Iowa beach closed after tourist contracted brain-eating amoeba

Por Marlene Lenthang – NBC News

Authorities have ordered an Iowa beach closed after a swimmer from another state was reportedly infected with a life-threatening brain-eating amoeba.

The Lake of Three Fires beach in Taylor County was temporarily closed to swimming Friday as a “precautionary response” after a visitor from Missouri was reported to have contracted the rare brain infection caused by the amoeba. Naegleria fowlerithe Iowa Department of Public Health announced in a news release.

The patient had primary amebic meningoencephalitis, or PAM, and was being treated in the intensive care unit, Missouri health officials said Thursday.

“Not contagious, but can be life-threatening,” the Missouri Department of Health and Senior Services said in a tweet.

Tests are underway to confirm the presence of the Naegleria fowleri at the Lake of Three Fires in conjunction with the Iowa Department of Public Health and the Centers for Disease Control and Prevention.
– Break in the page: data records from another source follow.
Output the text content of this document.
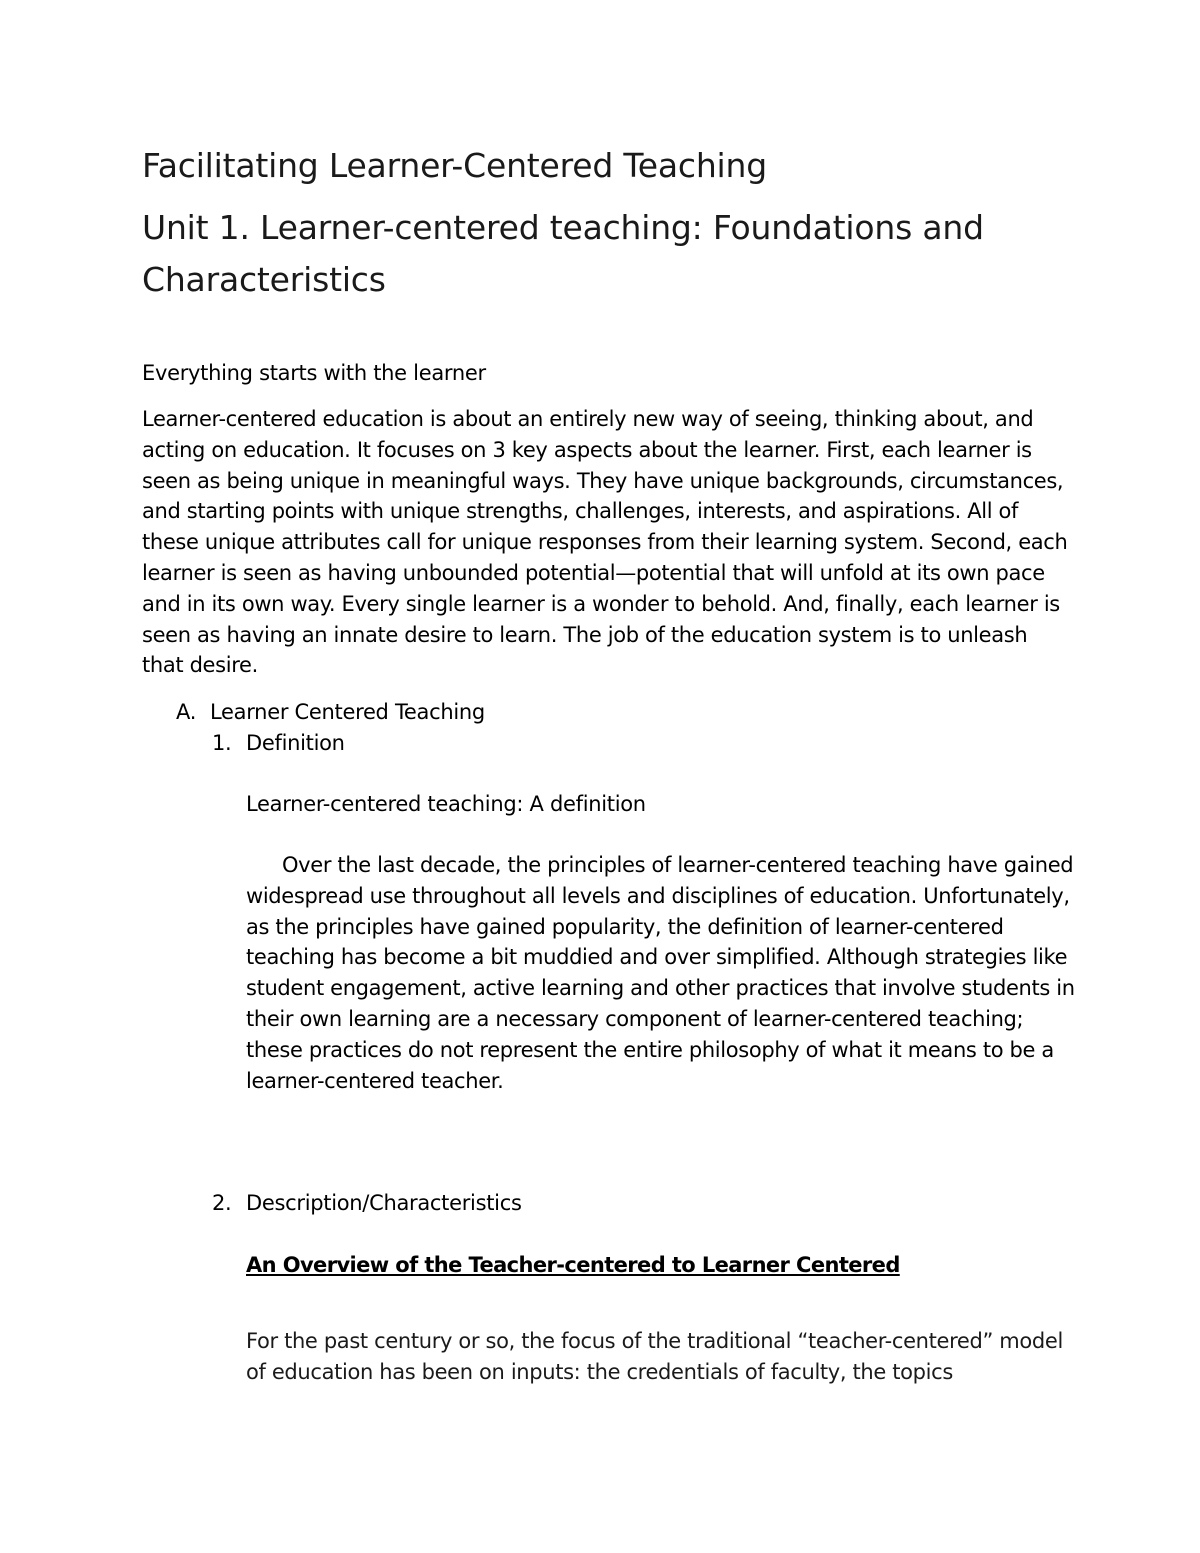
Facilitating Learner-Centered Teaching
Unit 1. Learner-centered teaching: Foundations and Characteristics

Everything starts with the learner

Learner-centered education is about an entirely new way of seeing, thinking about, and acting on education. It focuses on 3 key aspects about the learner. First, each learner is seen as being unique in meaningful ways. They have unique backgrounds, circumstances, and starting points with unique strengths, challenges, interests, and aspirations. All of these unique attributes call for unique responses from their learning system. Second, each learner is seen as having unbounded potential—potential that will unfold at its own pace and in its own way. Every single learner is a wonder to behold. And, finally, each learner is seen as having an innate desire to learn. The job of the education system is to unleash that desire.

A. Learner Centered Teaching
1. Definition

Learner-centered teaching: A definition

Over the last decade, the principles of learner-centered teaching have gained widespread use throughout all levels and disciplines of education. Unfortunately, as the principles have gained popularity, the definition of learner-centered teaching has become a bit muddied and over simplified. Although strategies like student engagement, active learning and other practices that involve students in their own learning are a necessary component of learner-centered teaching; these practices do not represent the entire philosophy of what it means to be a learner-centered teacher.

2. Description/Characteristics

An Overview of the Teacher-centered to Learner Centered

For the past century or so, the focus of the traditional “teacher-centered” model of education has been on inputs: the credentials of faculty, the topics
The process could take several days.

[Una rara ameba comecerebros le ocasiona la muerte a niño de 7 años en California]

“Public health experts believe the lake is a likely source, but we are not limiting the investigation to that source because it has not been confirmed. Additional public water sources in Missouri are being tested,” the Missouri Department of Public Health said. .
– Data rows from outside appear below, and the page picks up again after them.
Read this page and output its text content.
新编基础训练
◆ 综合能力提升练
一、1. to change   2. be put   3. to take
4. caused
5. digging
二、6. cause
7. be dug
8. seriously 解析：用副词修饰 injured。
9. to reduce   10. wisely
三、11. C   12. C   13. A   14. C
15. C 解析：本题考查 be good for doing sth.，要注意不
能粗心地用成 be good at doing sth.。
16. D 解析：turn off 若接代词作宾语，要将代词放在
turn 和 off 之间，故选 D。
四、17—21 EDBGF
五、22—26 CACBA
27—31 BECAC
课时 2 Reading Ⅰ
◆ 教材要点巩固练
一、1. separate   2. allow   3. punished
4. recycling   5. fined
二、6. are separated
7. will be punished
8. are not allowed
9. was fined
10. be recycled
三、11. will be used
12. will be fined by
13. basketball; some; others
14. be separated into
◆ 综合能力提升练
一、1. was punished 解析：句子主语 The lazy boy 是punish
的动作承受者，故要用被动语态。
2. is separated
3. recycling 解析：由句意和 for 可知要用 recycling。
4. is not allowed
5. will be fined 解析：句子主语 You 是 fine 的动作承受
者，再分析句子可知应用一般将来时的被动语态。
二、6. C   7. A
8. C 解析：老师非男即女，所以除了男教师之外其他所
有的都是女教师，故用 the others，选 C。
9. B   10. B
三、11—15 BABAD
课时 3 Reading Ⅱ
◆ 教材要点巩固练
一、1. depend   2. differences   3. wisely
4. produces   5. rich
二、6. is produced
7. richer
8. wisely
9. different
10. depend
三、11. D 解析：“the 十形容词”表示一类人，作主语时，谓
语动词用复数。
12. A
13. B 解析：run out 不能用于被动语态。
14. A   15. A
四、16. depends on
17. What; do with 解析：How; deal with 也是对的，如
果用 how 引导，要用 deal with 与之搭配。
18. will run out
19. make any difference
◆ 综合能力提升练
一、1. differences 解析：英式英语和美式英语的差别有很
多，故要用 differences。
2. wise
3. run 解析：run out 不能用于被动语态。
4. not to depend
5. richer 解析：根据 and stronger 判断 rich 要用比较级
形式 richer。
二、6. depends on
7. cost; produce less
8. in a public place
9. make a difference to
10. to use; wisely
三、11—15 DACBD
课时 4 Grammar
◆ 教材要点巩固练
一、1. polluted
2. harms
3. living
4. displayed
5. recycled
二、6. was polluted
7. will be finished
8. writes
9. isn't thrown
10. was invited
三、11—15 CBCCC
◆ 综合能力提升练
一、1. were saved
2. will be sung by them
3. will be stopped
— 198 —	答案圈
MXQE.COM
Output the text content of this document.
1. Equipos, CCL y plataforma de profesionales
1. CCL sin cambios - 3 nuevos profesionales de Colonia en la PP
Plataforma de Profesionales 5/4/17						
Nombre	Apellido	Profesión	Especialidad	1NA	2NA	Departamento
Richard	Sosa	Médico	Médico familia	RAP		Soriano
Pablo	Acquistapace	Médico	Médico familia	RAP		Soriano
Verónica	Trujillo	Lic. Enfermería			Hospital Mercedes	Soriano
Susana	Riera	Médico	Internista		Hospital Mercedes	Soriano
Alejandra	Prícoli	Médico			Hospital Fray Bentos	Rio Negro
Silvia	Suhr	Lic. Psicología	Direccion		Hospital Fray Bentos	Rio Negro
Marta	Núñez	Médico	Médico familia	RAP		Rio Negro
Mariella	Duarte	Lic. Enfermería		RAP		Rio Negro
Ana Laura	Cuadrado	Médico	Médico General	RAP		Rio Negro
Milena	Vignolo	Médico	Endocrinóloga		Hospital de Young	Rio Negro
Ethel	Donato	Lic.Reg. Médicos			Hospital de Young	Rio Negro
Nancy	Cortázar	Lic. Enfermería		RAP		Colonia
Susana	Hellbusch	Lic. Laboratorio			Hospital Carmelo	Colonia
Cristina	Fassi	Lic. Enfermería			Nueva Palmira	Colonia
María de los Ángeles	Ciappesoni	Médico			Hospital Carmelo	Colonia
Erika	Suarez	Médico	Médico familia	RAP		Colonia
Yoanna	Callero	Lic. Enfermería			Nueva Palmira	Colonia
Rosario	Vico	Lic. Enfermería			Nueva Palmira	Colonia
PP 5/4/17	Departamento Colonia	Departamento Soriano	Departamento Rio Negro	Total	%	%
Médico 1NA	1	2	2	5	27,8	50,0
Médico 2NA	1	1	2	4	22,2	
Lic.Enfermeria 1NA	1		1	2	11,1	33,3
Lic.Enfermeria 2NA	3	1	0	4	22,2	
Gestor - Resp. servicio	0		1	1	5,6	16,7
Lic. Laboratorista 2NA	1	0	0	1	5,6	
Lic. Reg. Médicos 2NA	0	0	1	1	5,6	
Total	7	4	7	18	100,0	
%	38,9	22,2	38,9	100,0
Naegleria fowleri is a “free-living microscopic amoeba,” found in warm freshwater bodies such as lakes and rivers, or in inadequately chlorinated pools or contaminated heated tap water, according to the CDC.
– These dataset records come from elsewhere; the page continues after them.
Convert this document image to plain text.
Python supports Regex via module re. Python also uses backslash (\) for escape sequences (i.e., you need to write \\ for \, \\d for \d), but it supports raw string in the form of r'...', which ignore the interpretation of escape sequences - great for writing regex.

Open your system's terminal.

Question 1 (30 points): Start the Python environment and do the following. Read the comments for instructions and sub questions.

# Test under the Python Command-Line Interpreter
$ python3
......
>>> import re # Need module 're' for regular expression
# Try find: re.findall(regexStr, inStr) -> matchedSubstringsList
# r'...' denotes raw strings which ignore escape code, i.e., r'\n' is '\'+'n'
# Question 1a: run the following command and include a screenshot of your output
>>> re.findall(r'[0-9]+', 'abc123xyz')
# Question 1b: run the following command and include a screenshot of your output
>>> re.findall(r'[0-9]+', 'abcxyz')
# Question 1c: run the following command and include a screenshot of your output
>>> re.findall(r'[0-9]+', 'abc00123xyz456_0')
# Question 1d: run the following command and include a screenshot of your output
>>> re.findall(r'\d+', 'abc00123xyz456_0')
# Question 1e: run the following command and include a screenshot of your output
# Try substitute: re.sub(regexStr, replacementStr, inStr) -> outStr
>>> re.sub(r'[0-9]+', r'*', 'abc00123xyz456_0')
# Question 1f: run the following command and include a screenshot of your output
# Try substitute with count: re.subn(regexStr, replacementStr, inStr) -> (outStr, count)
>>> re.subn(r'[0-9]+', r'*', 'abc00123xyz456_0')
It typically infects people when contaminated water enters the body through the nose and travels to the brain, “where it destroys brain tissue,” the Iowa Department of Health statement said.

PAM is “usually fatal” and, according to the CDC, only five surviving cases have been reported in North America.

It cannot be transmitted from person to person and cannot be caught by swallowing water, the CDC said.

PAM is “extremely rare” and only 154 known cases have been identified in the United States since 1962, Iowa health officials said.

“No additional suspected cases of PAM in Missouri or Iowa are currently being investigated,” the statement said.

In September 2020, a 6-year-old boy died after being hospitalized with the eating amoeba of brains in Lake Jackson, Texas. It was believed that she became infected after playing in a city water park.

In August 2021, a 7-year-old boy died after contracting PAM after swimming in a Northern California lake. The following month, a boy in Arlington, Texas, died after becoming infected with the amoeba in a park fountain.

[Un niño muere por una ameba comecerebros hallada en el agua de un parque con fuentes de Texas]

PAM symptoms begin one to nine days after swimming or nasal exposure to contaminated water. Authorities advise swimmers to contact their doctor if they experience a severe headache, fever, nausea, vomiting or a stiff neck after swimming in a warm body of water.

Officials encourage beachgoers to reduce the risk of infection by holding their noses or using nose clips when swimming, keeping their heads out of the water during water-related activities, and avoiding entering the water during periods of high temperatures.